Cuando el “Big” oficializó la salida, Mavinga —oriunda de la República Democrática del Congo y radicada en La Plata— tomó aire y agradeció con la voz quebrada: “Gracias por la oportunidad. Hice todo el esfuerzo para poder seguir… Estoy feliz de haber sido parte de esto y de compartir con los chicos… Ojalá pudiera seguir”. En otro pasaje, dejó una frase que terminó de explicar su estado emocional: “Mi cabeza y mis emociones no son las mismas”.
Qué pasó en los días previos
La salida llegó tras una semana intensa dentro de la casa.

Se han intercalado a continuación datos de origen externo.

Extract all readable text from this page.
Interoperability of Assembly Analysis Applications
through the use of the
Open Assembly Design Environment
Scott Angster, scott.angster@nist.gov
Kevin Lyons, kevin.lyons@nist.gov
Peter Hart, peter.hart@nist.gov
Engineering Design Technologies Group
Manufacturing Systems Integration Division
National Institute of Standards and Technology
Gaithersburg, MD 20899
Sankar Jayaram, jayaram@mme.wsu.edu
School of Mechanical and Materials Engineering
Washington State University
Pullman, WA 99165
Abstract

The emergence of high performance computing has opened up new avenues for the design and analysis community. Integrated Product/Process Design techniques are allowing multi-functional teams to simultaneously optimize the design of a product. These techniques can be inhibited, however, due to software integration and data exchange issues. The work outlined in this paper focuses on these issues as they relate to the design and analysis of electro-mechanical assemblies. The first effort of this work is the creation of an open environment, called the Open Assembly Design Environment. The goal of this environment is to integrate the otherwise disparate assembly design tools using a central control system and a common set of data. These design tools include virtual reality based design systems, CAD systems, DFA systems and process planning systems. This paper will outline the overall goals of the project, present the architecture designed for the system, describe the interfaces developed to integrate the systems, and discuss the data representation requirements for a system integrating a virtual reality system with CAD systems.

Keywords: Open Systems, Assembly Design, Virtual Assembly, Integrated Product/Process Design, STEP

Por un lado, el derecho a réplica de Carmiña Masi —expulsada semanas atrás por un comentario racista sobre Mavinga— reabrió conversaciones difíciles y generó un alto voltaje emocional; Masi pidió disculpas en vivo y Mavinga las aceptó, pero el episodio dejó secuelas.
Por otro lado, distintos cruces dentro del juego contribuyeron al desgaste: la señalada discusión que involucró una cuchilla durante un entredicho con Danelik y el posterior rótulo de “violenta” que ciertos compañeros deslizaron, algo que la afectó especialmente. Cinzia fue una de las participantes que, según se relató, reavivó ese mote, y eso también pesó en el ánimo de la congoleña.
En su despedida, el “Big” hizo foco en ese estado anímico: explicó que llevaba días observando que Mavinga no encontraba la forma de sobrellevar determinados conflictos, y que esa situación —sumada a la necesidad de reencontrarse con su familia— motivó el pedido de salida.
El clímax llegó con la imagen más propia de la liturgia GH: compañeros quebrados en llanto, abrazos y una caminata lenta hacia la puerta giratoria. La secuencia, por donde pasaron eliminados y expulsados de la edición, esta vez tuvo otro tono: no había placa ni voto telefónico, sino el derecho a renunciar de una jugadora que ya no podía sostenerse emocionalmente dentro del encierro.
Con su salida, la edición pierde un perfil que había logrado identidad propia: carisma, espontaneidad y una historia de vida que conectó con mucha gente. Mientras la casa vuelve a cerrarse tras la puerta giratoria, queda una imagen: Mavinga agradeciendo y el “Big” recordándole que afuera la espera aquello que, por estas horas, necesitó priorizar. Fue, ante todo, una decisión personal que el programa respetó y que la audiencia seguirá procesando en los próximos días.